でも、そこまでしないと日本国と満州国は全面降伏しなかったのかもしれません。なにせ、十死零生の特攻で対抗したわけですから。やはり、「過ぎたるは猶のこと及ばざるごとし」ですね。


【敗戦後の満州国】

1945年8月8日23時、ソ連は対日宣戦布告を行い、8月9日0時より一斉侵攻を開始しました。ソ連軍は、実に157万人の兵力を終結させて、それこそ、東は哈爾濱はるぴん、北はモンゴル、西はウラジオスト方面の三方向から凄まじい勢いで侵攻していったそうです。

対する日本軍は、15歳以上から60歳未満の男子及び女子を戦闘員として徴用する「根こそぎ動員」などで徴用した開拓民含め約70万人で要塞を守り日本人居留民を避難させるための遅滞戦闘を行いました。

満州国に在留している日本人は、約150万人。開拓民団には若い男性は全員徴兵されていますから、このとき高齢者、女性、児童が約20万人いたそうです。軍人は約70万人ですから、残りの約60万人が政府大使館、満鉄関係者、軍人の家族ということでしょうか。

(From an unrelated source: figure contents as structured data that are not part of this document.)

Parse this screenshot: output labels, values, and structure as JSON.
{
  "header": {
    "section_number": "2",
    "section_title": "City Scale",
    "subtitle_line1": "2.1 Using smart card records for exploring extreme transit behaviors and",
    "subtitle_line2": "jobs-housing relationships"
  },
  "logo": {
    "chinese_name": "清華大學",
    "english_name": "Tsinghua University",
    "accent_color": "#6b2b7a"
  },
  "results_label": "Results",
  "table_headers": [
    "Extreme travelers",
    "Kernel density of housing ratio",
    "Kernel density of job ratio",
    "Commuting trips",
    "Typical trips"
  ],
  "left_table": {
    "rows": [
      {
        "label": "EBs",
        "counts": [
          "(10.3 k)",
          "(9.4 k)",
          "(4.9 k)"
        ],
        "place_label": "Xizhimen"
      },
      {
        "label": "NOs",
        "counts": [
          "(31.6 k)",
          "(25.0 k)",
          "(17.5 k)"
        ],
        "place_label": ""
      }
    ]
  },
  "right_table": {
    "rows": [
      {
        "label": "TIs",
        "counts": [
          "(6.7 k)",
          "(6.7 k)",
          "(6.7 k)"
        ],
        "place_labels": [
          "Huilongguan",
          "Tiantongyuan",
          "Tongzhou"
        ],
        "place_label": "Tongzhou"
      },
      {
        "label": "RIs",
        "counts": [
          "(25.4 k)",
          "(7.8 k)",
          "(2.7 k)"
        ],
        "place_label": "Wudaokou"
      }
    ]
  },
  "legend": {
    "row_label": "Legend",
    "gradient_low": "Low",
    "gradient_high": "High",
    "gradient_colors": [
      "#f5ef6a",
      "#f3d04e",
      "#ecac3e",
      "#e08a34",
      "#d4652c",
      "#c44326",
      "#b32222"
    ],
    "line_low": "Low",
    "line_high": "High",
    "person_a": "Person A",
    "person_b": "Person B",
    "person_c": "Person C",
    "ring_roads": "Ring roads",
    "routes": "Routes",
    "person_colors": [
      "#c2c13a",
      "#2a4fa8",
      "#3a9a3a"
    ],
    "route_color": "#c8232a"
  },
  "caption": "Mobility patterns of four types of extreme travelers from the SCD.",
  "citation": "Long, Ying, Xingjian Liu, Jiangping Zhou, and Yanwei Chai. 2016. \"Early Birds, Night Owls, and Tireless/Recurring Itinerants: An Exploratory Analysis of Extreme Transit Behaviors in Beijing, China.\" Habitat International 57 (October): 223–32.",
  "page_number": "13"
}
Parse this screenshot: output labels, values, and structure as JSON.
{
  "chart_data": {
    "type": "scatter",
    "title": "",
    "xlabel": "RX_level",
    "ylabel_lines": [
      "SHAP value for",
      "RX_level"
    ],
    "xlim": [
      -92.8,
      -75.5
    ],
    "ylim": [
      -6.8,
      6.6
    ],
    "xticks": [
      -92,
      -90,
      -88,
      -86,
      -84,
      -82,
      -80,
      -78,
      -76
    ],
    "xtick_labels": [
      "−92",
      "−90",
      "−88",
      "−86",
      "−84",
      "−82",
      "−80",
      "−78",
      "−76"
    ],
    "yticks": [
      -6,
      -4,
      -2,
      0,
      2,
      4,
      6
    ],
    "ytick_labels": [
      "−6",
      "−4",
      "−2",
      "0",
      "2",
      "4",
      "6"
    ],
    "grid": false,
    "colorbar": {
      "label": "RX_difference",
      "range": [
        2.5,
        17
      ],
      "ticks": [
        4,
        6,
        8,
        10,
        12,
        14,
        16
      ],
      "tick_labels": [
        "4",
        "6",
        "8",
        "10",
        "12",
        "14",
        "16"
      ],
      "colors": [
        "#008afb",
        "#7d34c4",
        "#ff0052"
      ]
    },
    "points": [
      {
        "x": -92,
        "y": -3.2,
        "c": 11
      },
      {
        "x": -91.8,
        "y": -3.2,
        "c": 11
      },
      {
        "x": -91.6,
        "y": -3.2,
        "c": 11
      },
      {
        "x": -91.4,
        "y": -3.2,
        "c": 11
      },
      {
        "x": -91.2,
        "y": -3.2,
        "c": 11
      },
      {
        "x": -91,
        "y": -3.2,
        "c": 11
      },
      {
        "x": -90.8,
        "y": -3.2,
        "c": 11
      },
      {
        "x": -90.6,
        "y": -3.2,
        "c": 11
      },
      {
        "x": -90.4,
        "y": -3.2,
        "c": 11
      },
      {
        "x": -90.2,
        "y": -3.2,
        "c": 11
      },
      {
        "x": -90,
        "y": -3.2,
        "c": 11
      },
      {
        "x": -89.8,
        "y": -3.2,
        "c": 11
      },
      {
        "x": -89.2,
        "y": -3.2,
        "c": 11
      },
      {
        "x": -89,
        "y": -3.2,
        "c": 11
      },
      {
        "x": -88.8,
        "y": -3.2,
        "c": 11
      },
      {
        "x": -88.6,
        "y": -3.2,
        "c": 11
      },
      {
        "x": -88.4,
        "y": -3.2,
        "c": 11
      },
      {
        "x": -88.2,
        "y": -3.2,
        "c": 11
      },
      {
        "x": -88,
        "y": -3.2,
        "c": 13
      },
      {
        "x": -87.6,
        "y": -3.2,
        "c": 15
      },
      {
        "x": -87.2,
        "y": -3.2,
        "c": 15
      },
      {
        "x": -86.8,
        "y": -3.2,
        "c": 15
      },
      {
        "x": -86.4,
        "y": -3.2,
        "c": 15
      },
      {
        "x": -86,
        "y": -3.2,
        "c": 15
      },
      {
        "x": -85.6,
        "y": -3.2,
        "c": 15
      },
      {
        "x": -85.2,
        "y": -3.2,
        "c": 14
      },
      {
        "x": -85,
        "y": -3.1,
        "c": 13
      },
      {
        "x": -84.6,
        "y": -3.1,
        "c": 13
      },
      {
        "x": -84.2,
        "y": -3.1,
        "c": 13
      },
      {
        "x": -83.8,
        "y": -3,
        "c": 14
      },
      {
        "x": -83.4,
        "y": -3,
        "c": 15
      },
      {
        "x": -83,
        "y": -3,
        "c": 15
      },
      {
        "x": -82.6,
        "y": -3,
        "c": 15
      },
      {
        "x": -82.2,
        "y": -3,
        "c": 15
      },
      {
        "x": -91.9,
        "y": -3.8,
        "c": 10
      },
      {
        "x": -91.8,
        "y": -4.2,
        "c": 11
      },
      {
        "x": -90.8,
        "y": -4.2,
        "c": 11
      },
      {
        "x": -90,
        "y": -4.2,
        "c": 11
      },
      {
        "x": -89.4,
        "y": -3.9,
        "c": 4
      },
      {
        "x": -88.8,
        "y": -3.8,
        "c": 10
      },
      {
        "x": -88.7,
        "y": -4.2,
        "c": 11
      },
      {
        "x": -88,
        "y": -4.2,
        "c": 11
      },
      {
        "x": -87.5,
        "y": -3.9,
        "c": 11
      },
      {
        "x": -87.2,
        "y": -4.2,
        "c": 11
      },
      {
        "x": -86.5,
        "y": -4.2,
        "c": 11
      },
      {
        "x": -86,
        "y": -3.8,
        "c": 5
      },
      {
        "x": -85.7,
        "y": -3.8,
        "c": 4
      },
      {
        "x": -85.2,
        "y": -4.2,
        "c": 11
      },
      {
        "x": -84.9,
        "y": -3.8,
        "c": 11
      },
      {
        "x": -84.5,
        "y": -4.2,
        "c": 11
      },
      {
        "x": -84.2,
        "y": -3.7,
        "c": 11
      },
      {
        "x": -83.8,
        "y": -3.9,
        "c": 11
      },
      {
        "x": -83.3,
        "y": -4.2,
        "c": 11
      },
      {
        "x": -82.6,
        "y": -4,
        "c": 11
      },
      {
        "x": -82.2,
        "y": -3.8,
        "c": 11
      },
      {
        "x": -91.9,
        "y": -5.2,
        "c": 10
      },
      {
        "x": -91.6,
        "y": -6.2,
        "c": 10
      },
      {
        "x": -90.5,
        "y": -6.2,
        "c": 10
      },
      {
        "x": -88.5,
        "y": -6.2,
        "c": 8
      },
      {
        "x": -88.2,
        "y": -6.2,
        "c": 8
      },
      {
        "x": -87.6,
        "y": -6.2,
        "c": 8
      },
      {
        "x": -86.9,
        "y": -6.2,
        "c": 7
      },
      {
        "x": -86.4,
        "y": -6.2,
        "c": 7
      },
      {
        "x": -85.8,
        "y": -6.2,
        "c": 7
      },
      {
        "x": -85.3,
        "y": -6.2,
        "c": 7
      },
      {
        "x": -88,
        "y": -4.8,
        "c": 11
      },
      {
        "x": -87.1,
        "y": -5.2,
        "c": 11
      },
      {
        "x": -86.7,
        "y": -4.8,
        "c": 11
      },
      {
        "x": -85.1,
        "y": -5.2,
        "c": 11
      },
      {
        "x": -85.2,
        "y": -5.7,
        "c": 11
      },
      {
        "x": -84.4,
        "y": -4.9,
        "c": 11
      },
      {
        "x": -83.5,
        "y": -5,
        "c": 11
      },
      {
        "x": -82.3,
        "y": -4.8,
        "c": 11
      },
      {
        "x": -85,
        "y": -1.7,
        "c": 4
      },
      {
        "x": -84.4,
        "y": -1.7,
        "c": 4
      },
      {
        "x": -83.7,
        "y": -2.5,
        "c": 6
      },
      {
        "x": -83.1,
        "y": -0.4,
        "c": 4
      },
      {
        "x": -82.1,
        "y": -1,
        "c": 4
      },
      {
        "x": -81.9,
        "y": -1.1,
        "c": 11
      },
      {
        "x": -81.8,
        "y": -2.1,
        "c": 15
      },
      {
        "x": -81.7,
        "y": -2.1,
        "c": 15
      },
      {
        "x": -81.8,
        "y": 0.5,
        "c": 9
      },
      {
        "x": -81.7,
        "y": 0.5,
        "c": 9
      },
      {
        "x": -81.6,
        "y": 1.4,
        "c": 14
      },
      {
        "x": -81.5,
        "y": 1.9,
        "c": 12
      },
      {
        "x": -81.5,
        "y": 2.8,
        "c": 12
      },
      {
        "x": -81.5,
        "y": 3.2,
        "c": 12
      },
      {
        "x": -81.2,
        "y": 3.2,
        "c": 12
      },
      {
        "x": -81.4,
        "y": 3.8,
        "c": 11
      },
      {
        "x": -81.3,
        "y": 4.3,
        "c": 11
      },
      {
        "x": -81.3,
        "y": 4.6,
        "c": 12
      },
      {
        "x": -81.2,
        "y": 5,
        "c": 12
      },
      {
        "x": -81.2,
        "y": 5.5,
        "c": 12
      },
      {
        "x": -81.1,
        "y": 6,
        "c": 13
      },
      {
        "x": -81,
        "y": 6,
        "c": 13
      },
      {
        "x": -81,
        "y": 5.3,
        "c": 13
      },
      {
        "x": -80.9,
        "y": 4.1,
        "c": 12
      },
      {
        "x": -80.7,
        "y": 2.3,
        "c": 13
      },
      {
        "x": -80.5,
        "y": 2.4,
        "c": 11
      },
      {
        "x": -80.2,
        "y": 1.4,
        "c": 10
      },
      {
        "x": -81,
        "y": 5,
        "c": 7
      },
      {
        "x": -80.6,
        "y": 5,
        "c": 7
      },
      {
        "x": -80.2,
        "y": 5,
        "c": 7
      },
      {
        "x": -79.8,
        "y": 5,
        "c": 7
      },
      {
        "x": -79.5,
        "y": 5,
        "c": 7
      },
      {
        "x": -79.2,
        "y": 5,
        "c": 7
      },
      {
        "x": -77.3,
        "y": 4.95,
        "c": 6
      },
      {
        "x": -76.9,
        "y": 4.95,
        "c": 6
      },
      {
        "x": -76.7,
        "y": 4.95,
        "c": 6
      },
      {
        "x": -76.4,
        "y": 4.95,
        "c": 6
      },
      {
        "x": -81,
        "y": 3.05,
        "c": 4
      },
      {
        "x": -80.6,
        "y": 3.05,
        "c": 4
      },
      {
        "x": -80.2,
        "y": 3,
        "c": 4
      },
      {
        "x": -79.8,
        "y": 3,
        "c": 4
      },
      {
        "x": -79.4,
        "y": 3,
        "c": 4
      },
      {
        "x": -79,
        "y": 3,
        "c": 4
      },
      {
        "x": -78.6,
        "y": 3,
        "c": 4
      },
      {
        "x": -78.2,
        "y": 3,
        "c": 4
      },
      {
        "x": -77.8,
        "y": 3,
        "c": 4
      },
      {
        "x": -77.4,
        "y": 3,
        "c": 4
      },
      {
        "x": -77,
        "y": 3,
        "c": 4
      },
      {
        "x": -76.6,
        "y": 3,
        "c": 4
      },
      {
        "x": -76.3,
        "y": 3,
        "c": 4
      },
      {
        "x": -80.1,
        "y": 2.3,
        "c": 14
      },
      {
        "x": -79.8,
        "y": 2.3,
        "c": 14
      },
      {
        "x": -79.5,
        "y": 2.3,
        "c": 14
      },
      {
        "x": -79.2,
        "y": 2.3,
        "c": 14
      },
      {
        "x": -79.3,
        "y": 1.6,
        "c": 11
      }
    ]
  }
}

ソ連軍が侵攻してきてから2日後の8月11日夜1時から2時間ごとに特別列車をだして朝鮮に向かったそうですが、列車には4万人ほどしか乗れなかったそうです。では、他の人たちは、どうやって逃げたのでしょうか。

ソ連軍は退避した人々の群れをみると、機関銃で殲滅したそうです。また、中国の農民たちも積年の恨みを晴らすべく、在留邦人を襲撃、虐殺して衣服までも奪い取ったと言われています。戦車でひき殺されたという話しや、生き残った子供達も拉致され売り飛ばされたという話しも聞きました。そして、日本人の婦女たちは自決の道を選んだとも言われています。

「南京大虐殺」も「ソ連対日抗戦」も同じなわけです。おそらく、これが、何千年も前から続く、人間の戦争というものなんだと思います。

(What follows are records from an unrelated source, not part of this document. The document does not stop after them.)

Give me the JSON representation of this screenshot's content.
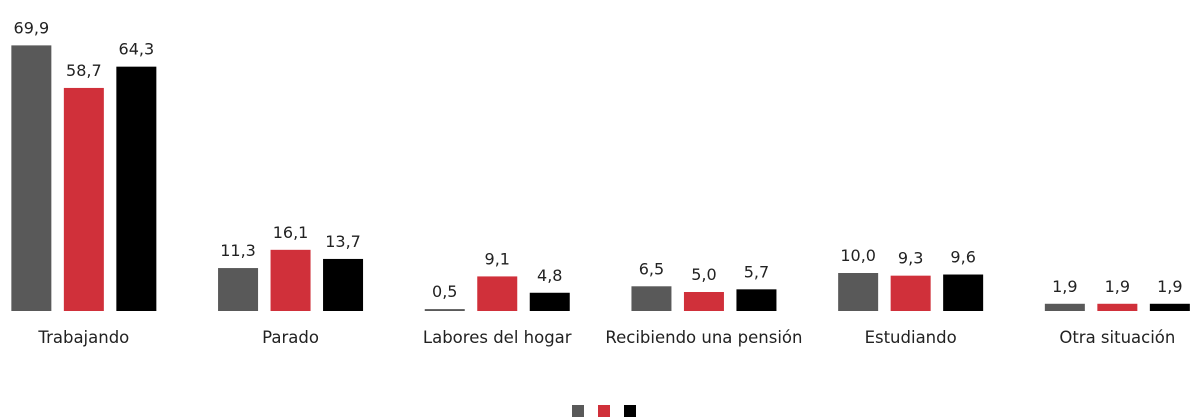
{
  "chart_data": {
    "type": "bar",
    "categories": [
      "Trabajando",
      "Parado",
      "Labores del hogar",
      "Recibiendo una pensión",
      "Estudiando",
      "Otra situación"
    ],
    "series": [
      {
        "color": "#595959",
        "values": [
          69.9,
          11.3,
          0.5,
          6.5,
          10.0,
          1.9
        ],
        "value_labels": [
          "69,9",
          "11,3",
          "0,5",
          "6,5",
          "10,0",
          "1,9"
        ]
      },
      {
        "color": "#d0303a",
        "values": [
          58.7,
          16.1,
          9.1,
          5.0,
          9.3,
          1.9
        ],
        "value_labels": [
          "58,7",
          "16,1",
          "9,1",
          "5,0",
          "9,3",
          "1,9"
        ]
      },
      {
        "color": "#000000",
        "values": [
          64.3,
          13.7,
          4.8,
          5.7,
          9.6,
          1.9
        ],
        "value_labels": [
          "64,3",
          "13,7",
          "4,8",
          "5,7",
          "9,6",
          "1,9"
        ]
      }
    ],
    "ylim": [
      0,
      70
    ]
  }
}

軍人8万人、民間人8万人が亡くなったそうです。また、60万人がソ連軍に捕まりシベリアに抑留され、強制収容所では共産主義の教育をうけたそうです。中国に取り残された子供達は、「中国残留孤児」として中国人に育てられた方たちもいるそうです。 

一方、中国人や朝鮮人は、日本からの支配解放に喜び、ソ連軍の進駐を群衆があつまって歓迎しました。それだけ、虐げられていたのでしょう。それもそのはずです。日本人は「国家総動員法」でひもじい生活をしていたわけですから、日本人に差別されていた中国人や朝鮮人はもっと悲惨な状況だったでしょう。

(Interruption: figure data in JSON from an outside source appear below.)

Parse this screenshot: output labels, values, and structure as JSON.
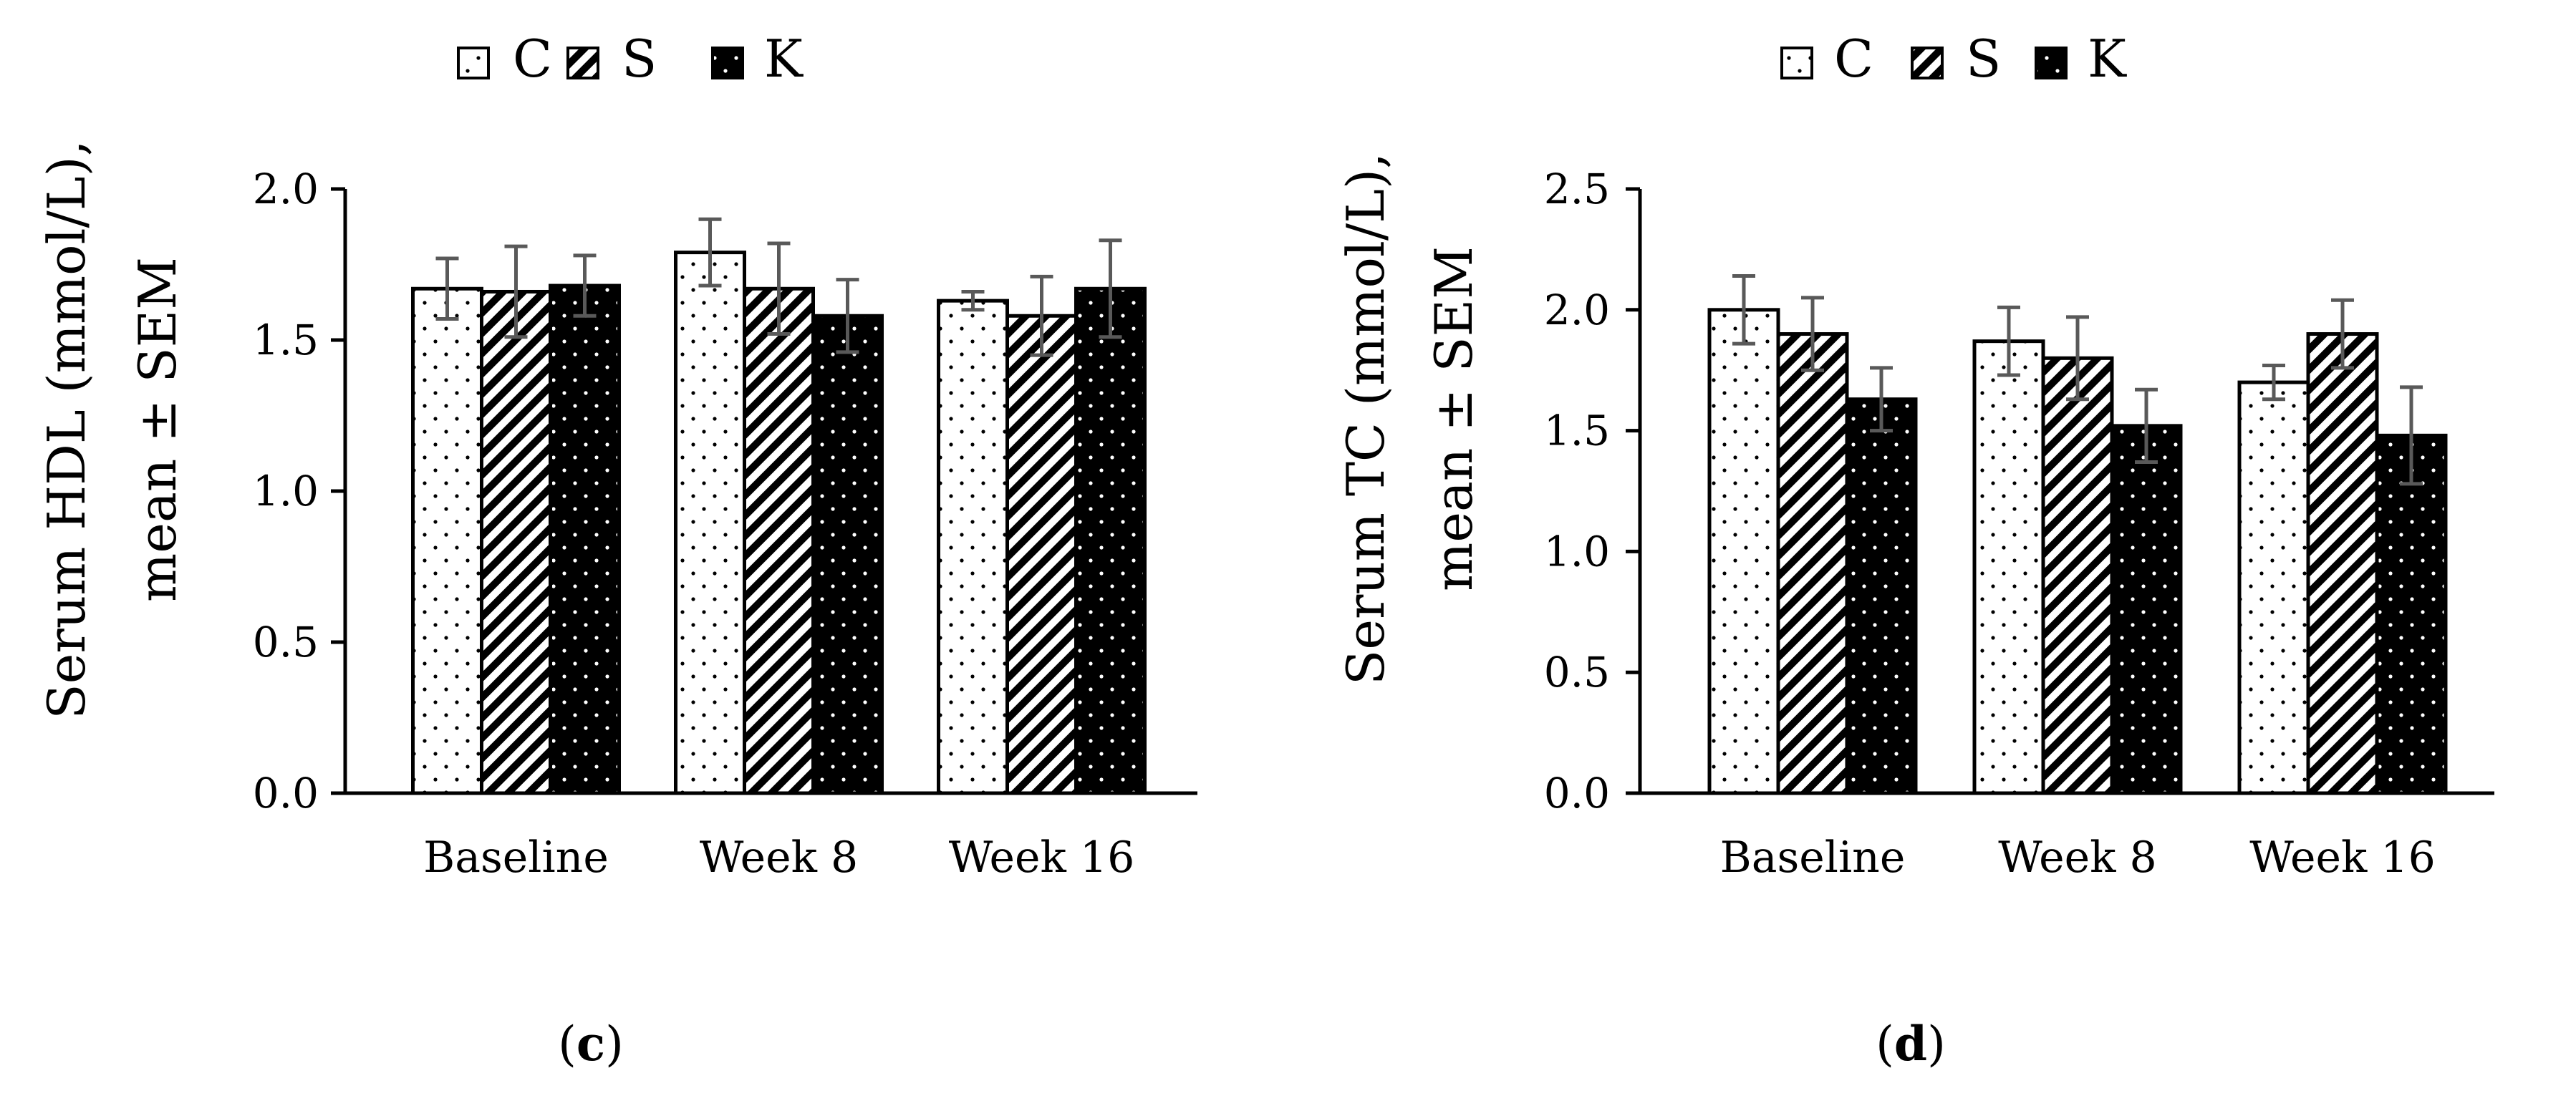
{
  "figure": {
    "panels": [
      {
        "caption_open": "(",
        "caption_letter": "c",
        "caption_close": ")"
      },
      {
        "caption_open": "(",
        "caption_letter": "d",
        "caption_close": ")"
      }
    ]
  },
  "colors": {
    "control_fill": "#ffffff",
    "s_fill": "#ffffff",
    "k_fill": "#000000",
    "outline": "#000000",
    "error_bar": "#595959"
  },
  "chart_data": [
    {
      "type": "bar",
      "title": "",
      "ylabel_line1": "Serum HDL (mmol/L),",
      "ylabel_line2": "mean ± SEM",
      "xlabel": "",
      "categories": [
        "Baseline",
        "Week 8",
        "Week 16"
      ],
      "ylim": [
        0,
        2.0
      ],
      "yticks": [
        "0.0",
        "0.5",
        "1.0",
        "1.5",
        "2.0"
      ],
      "legend": [
        "C",
        "S",
        "K"
      ],
      "series": [
        {
          "name": "C",
          "values": [
            1.67,
            1.79,
            1.63
          ],
          "sem": [
            0.1,
            0.11,
            0.03
          ]
        },
        {
          "name": "S",
          "values": [
            1.66,
            1.67,
            1.58
          ],
          "sem": [
            0.15,
            0.15,
            0.13
          ]
        },
        {
          "name": "K",
          "values": [
            1.68,
            1.58,
            1.67
          ],
          "sem": [
            0.1,
            0.12,
            0.16
          ]
        }
      ]
    },
    {
      "type": "bar",
      "title": "",
      "ylabel_line1": "Serum TC (mmol/L),",
      "ylabel_line2": "mean ± SEM",
      "xlabel": "",
      "categories": [
        "Baseline",
        "Week 8",
        "Week 16"
      ],
      "ylim": [
        0,
        2.5
      ],
      "yticks": [
        "0.0",
        "0.5",
        "1.0",
        "1.5",
        "2.0",
        "2.5"
      ],
      "legend": [
        "C",
        "S",
        "K"
      ],
      "series": [
        {
          "name": "C",
          "values": [
            2.0,
            1.87,
            1.7
          ],
          "sem": [
            0.14,
            0.14,
            0.07
          ]
        },
        {
          "name": "S",
          "values": [
            1.9,
            1.8,
            1.9
          ],
          "sem": [
            0.15,
            0.17,
            0.14
          ]
        },
        {
          "name": "K",
          "values": [
            1.63,
            1.52,
            1.48
          ],
          "sem": [
            0.13,
            0.15,
            0.2
          ]
        }
      ]
    }
  ]
}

8月15日に日本が降伏すると、溥儀ふぎは8月18日に満州国皇帝の退位と国家の消滅を宣言して満州国建国13年の幕が閉じられました。その後、溥儀一行は奉天から飛行機で日本国へ亡命しようとしたところ、ソ連軍に捕らえられ強制収容所へ連行されました。戦争が終わったことは本当に良かったことだと思います。

ご隠居に終戦時の記憶をたどってもらいましたが定かではないようです。6歳のことなので覚えていなくて当然です。ただ、「玉音放送」を実家の高瀬村で聞いたと言っていたので、8月15日より前に日本に帰国していたことになります。敗戦の情報を入手して先に帰国したのか、すでに内地に戻り仕事をしていたのかわかりませんが、ソ連軍の侵攻にあうまえに帰国したのでしょう。

祖父は、戦争の話しは一切しなかったそうです。それでも、我々のファミリーヒストリーは戦争が起きたことで運命が大きくかわりました。良くも悪くも現代の私たちが存在しているは、ご先祖さまたちが子孫のために、日本民族のために命がけで戦ってくれたからです。現代の平和に感謝です。